暗闇のスキャナー
主人公、ロバート・アークターは末端の麻薬潜入捜査官だ。ヤク中どもに紛れて、ヤク中の様に振る舞いながら、取引を重ねて信用を得た売人に、その売人の持つ許容量以上の大きな取引を持ちかけ、結果、自分の許容量を超えた売人が、取引先と直接やってくれ、と言い出すようにしむけるのだ。そうやって、さらに上の売人、その更に上の売人、という風に追っていくのが仕事内容だ。そうするうちに逮捕するだけの売人に会うことが出来る。
そんな仕事だから、ロバート・アークターは自らの正体を、当局にすら隠している。むしろ、それが当局のやりかただ。必要な資金や機材は特別な自動販売機のようなものを介して支給され、そして実際に会うような、例えば対面報告するとき等は、お互いスクランブルスーツと呼ばれる、正体がばれない仕組みを使う。スクランブルスーツを着ると、まるでもやのようにあるけれど正体がつかめない、という風に見えるようになる。そういうものをつかうのだ。そして、そのような仕事をしているエージェントは、結構な数がいた。
ロバート・アークターは実際にヤク中だった。ヤク中のなかにいて、且つ、ヤク中から信用されるには、ヤク中になるしか無いのだ。物質Dと呼ばれるヤクをキメることが、その共同体に同化する唯一の方法だったのだ。ロバート・アークターは他のヤク中同様、身も心もボロボロだった。クズみたいな生活をしていた。病んだ脳を抱え、病んだ精神を抱えていた。そして、そうなる理由も良く解っていた。
ある日、ロバート・アークターはヤクと戦っている一人の捜査官として、スピーチすることになった。台本通りにしゃべる、つまらない仕事。ロバートは話を脱線させる。ヤクが人間をどんなに酷い代物に買えるか。
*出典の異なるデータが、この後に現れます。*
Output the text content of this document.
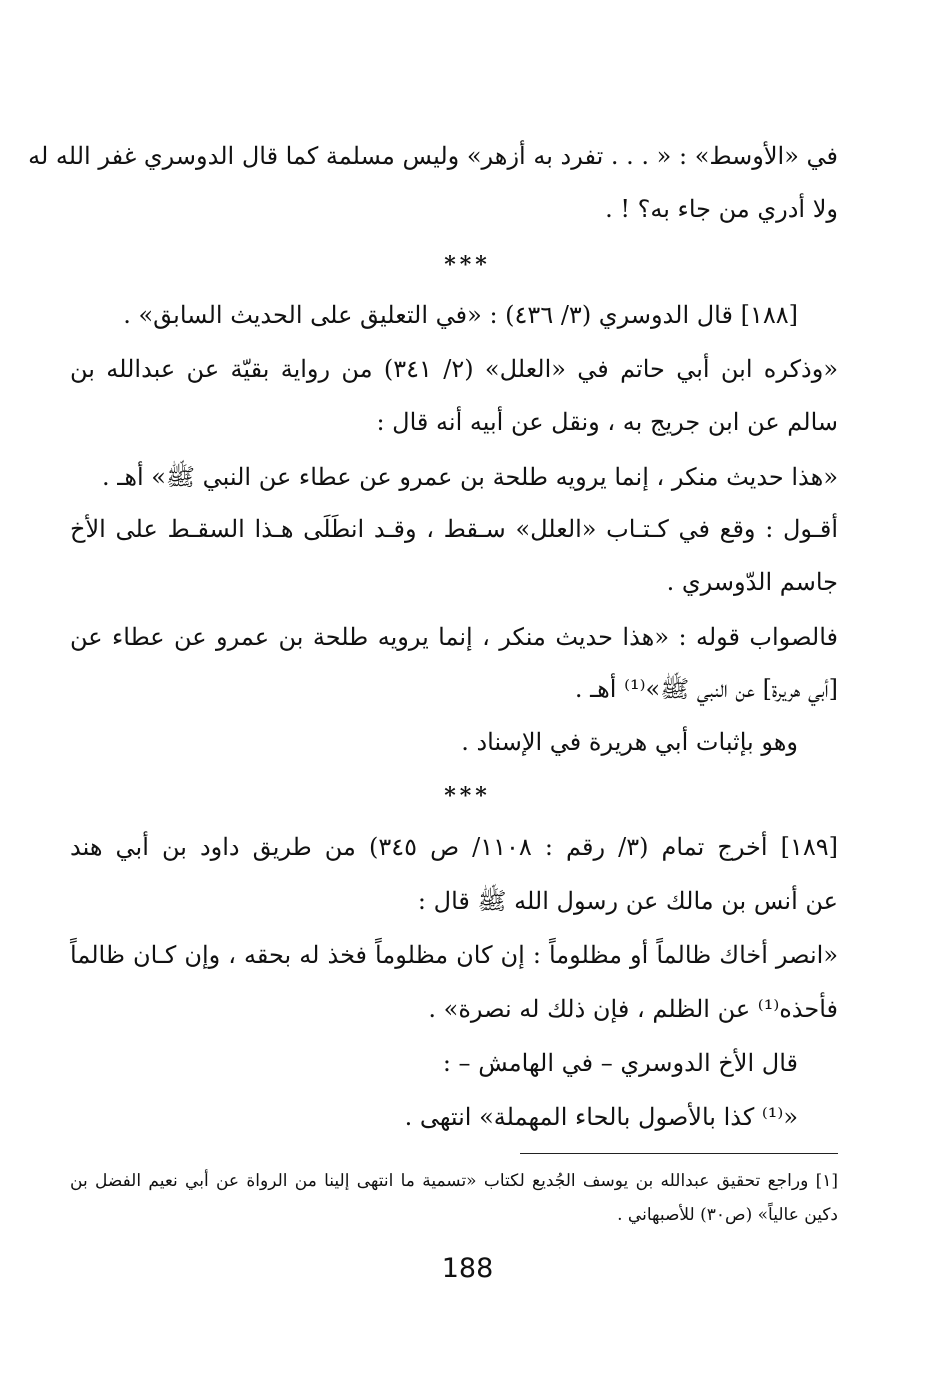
في «الأوسط» : « . . . تفرد به أزهر» وليس مسلمة كما قال الدوسري غفر الله له
ولا أدري من جاء به؟ ! .
***
[١٨٨] قال الدوسري (٣/ ٤٣٦) : «في التعليق على الحديث السابق» .
«وذكره ابن أبي حاتم في «العلل» (٢/ ٣٤١) من رواية بقيّة عن عبدالله بن
سالم عن ابن جريج به ، ونقل عن أبيه أنه قال :
«هذا حديث منكر ، إنما يرويه طلحة بن عمرو عن عطاء عن النبي ﷺ» أهـ .
أقـول : وقع في كـتـاب «العلل» سـقط ، وقـد انطَلَى هـذا السقـط على الأخ
جاسم الدّوسري .
فالصواب قوله : «هذا حديث منكر ، إنما يرويه طلحة بن عمرو عن عطاء عن
[أبي هريرة] عن النبي ﷺ»⁽¹⁾ أهـ .
وهو بإثبات أبي هريرة في الإسناد .
***
[١٨٩] أخرج تمام (٣/ رقم : ١١٠٨/ ص ٣٤٥) من طريق داود بن أبي هند
عن أنس بن مالك عن رسول الله ﷺ قال :
«انصر أخاك ظالماً أو مظلوماً : إن كان مظلوماً فخذ له بحقه ، وإن كـان ظالماً
فأحذه⁽¹⁾ عن الظلم ، فإن ذلك له نصرة» .
قال الأخ الدوسري – في الهامش – :
«⁽¹⁾ كذا بالأصول بالحاء المهملة» انتهى .
[١] وراجع تحقيق عبدالله بن يوسف الجُديع لكتاب «تسمية ما انتهى إلينا من الرواة عن أبي نعيم الفضل بن
دكين عالياً» (ص٣٠) للأصبهاني .
188
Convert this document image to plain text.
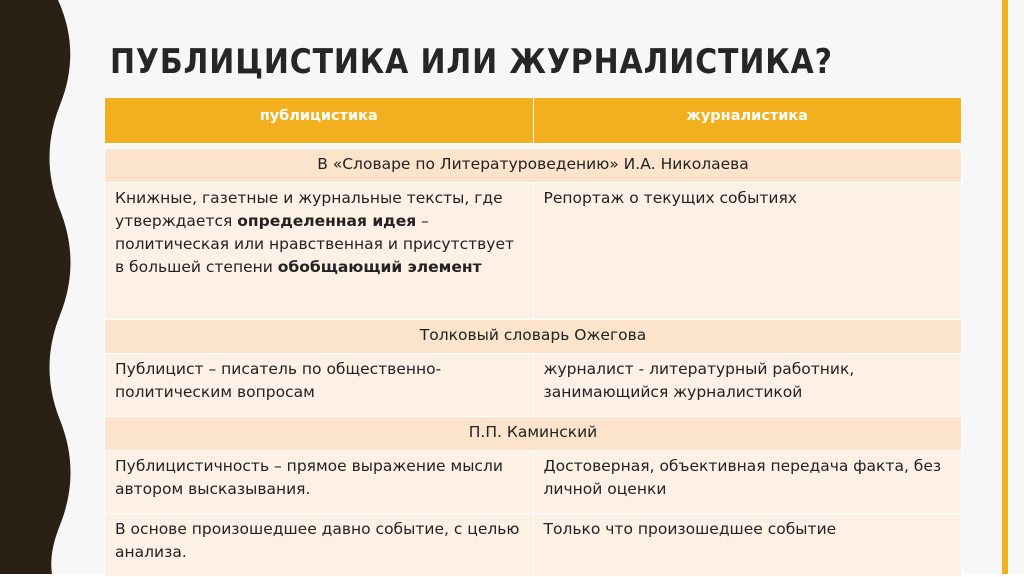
ПУБЛИЦИСТИКА ИЛИ ЖУРНАЛИСТИКА?
публицистика	журналистика

В «Словаре по Литературоведению» И.А. Николаева	
Книжные, газетные и журнальные тексты, где утверждается определенная идея – политическая или нравственная и присутствует в большей степени обобщающий элемент	Репортаж о текущих событиях
Толковый словарь Ожегова	
Публицист – писатель по общественно-политическим вопросам	журналист - литературный работник, занимающийся журналистикой
П.П. Каминский	
Публицистичность – прямое выражение мысли автором высказывания.	Достоверная, объективная передача факта, без личной оценки
В основе произошедшее давно событие, с целью анализа.	Только что произошедшее событие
ヤクを使って、人はどれだけクズになれるのか。その話に、観客の一人が質問を投げかける。どうしたらそれを止められるのでしょうか? アークターは答える。「売人を殺すことです」
アークターはヤク中仲間の中では、ボブ・アークターと名乗っていた。ヤク中のボブ。もちろん、その正体は、当局も知らない。だから、アークターはボブのことも報告することになる。ボブはヤク中でクズ野郎です。それどころか、捜査官ロバート・アークターは、ヤク中野郎ボブ・アークターがなにかたくらんでいないか、逮捕しないといけないくらい危険ではないか、とすら考え始める。自分自身のことなのに、でも二つが結びつくことはない。
そうやって、次第次第に病んでいったアークターは、最後にはとうとうダメになってしまう。何もかも、自分自身のことすら解らなくなってしまう。けれど、それですら、当局の仕組んだことだった。アークターをダメにすること。それが当局の望んだことだった。なぜなら、どこからともなく供給される物質Dの生産地と目されるその場所は、そう言った"ダメになってしまった人間"しか入れないからだ。そしてそこに入り込んだアークターは、けれどなぜそうなったのか、まるで解らない。
『暗闇のスキャナー』はそう言う話だ。一片の救いもない。酷くなるだけの世界。それ以外の道が、全く存在しない。訳もわからないまま、アークターはよってたかってダメにされていくのだ。それは彼の選択だと言うのだ。そして、そんな彼を、誰も救おうとはしない。
ディック自身、ヤク中だった時代がある。まさにアークターと同じように、自分の家にほかのヤク中と住み、自らもヤク中だった時代。だからなのか、この話には異様なまでの存在感がある。リアリティがある。絶望感、閉塞感、嫌悪感、虚無感。良い物は何一つ存在しない。汚れたドン底の世界。病んだ精神の世界。胸に迫る。切なく、やるせない。そして、大傑作だ。本当に、すごい。